This January, the Center for Asia Pacific Studies hosted its first-ever online Winter Book Club. This fun, informal, community-building event proved to be an excellent way to bring together readers interested in learning more about the Asia Pacific region while we were at home over the winter break, in places as near as San Francisco and as far as rural Minnesota. The moderators led participants in conversations about their topical specialties: modern Chinese history and Hong Kong literature.
In our first meeting (January 8th), Dr. Melissa Dale (Executive Director) led a lively discussion about Jung Chang’s Big Sister, Little Sister, Red Sister. The Soong sisters from Shanghai were the most famous women in China during the 20th century. Big Sister, Ei-ling, became one of China’s richest women. Red Sister, Ching-ling, married the ‘Father of China’, Sun Yat-sen, and would later become Mao’s vice-chair. Little Sister, May-ling, became Madame Chiang Kai-shek, first lady of Nationalist China. These women, living through a period of war, revolution, and great change in China, provided numerous topics for discussion ranging from the role of women, marriage, the Soong family’s connections with the US, and the challenges these women faced and overcame. We also learned more about the famous men in their lives, from husbands to lovers, and political rivals to allies. Dr. Dale’s presentation that accompanied the dialogue included rare historical photographs and videos that added color and context, helping attendees to visualize the lived experiences shown within this group biography of the Soong sisters. Attendees were intrigued by the careening trajectory between coldness and warmth, and how the sisters’ family relationships were complicated by the political divides of their time.
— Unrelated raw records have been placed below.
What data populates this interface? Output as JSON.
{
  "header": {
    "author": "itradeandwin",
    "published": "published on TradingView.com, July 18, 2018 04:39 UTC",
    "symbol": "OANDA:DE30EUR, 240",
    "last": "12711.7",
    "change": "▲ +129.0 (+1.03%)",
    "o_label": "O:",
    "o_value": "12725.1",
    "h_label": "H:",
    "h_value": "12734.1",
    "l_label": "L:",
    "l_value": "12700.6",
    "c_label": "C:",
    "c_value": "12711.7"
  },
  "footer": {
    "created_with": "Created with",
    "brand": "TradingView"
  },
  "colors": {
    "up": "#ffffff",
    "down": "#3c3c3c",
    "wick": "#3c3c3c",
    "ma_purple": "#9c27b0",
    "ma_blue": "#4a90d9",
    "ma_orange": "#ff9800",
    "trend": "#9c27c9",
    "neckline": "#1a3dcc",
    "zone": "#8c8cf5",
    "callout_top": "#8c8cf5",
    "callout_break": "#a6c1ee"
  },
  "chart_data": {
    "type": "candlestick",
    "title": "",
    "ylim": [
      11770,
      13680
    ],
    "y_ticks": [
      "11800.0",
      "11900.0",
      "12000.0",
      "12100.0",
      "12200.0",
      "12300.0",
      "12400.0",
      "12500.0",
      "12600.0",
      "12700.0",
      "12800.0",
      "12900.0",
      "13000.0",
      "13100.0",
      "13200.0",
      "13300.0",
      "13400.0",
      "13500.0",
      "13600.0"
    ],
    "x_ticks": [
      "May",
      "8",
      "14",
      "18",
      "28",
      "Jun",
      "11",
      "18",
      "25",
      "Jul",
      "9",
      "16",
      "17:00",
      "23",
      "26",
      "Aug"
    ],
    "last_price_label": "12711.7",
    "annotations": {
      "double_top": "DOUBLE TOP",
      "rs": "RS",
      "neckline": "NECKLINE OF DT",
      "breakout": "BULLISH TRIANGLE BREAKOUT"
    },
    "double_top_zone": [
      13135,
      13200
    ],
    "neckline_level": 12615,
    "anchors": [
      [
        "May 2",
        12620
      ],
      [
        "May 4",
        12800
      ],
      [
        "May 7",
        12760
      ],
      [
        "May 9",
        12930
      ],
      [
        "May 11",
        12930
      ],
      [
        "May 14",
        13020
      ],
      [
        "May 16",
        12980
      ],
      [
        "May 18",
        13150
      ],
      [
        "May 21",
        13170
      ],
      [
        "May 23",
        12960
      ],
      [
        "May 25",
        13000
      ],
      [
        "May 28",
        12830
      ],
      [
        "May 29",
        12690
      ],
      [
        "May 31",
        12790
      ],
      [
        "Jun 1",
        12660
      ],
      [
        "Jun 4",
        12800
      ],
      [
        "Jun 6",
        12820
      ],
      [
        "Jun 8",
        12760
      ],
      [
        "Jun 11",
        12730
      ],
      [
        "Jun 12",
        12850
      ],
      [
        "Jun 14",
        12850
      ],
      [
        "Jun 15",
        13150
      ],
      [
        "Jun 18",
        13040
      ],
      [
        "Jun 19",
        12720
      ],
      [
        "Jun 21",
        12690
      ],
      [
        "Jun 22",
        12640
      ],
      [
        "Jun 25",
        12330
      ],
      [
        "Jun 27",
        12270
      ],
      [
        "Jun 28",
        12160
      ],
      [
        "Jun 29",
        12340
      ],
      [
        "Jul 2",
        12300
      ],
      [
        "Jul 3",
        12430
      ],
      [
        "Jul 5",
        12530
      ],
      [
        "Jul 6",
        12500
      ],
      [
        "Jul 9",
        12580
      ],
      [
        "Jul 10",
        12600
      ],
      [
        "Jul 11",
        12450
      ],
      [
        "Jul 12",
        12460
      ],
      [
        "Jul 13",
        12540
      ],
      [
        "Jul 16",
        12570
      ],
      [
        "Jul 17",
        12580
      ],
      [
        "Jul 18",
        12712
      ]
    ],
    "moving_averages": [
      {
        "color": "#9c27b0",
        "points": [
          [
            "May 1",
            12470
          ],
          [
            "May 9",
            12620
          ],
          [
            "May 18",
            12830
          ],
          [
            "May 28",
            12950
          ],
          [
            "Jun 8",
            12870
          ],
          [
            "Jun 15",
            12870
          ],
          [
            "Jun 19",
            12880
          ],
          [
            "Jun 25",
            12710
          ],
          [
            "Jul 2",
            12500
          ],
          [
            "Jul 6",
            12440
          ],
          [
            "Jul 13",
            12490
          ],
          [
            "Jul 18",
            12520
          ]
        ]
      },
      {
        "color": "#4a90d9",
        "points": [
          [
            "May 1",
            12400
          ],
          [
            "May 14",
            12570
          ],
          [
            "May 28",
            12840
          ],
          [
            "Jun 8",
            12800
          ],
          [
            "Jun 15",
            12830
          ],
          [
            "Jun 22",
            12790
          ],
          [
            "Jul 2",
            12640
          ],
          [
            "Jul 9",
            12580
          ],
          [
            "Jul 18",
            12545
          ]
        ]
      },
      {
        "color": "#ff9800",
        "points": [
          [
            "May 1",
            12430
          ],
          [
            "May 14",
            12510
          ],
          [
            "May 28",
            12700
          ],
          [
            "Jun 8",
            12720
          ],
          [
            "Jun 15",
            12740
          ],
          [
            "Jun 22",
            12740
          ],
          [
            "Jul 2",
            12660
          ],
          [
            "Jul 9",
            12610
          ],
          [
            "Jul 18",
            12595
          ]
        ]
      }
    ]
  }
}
In our second meeting (January 22nd), Dr. Andrea Lingenfelter (writer, award-winning literary translator, and adjunct faculty member at USF) invited participants to visit the world of literary translation and contemporary Hong Kong fiction. Dr. Lingenfelter led a conversation about a book she recently translated: Hon Lai-chu’s The Kite Family (2020). Within the text, we met a patient who escapes from an asylum to live as a mannequin in a store display; a man who transforms himself into a chair so people can sit on him; and a family that suffered from sudden onset obesity. These surrealist stories delved into the minds of Hong Kongers living on the brink of an incomprehensible reality. Characters in Hon Lai-chu’s stories provided participants with a myriad of fascinating scenes and situations to discuss. Attendees compared the book to Kafka, and found the frenetic and nightmarish style to be a reflection of the unchecked capitalism and political uncertainty in Hong Kong. Dr. Lingenfelter shed new light on the process of bringing this work into translation, guiding attendees through a close read of fun translation challenges, and answering attendee questions about her current translation projects.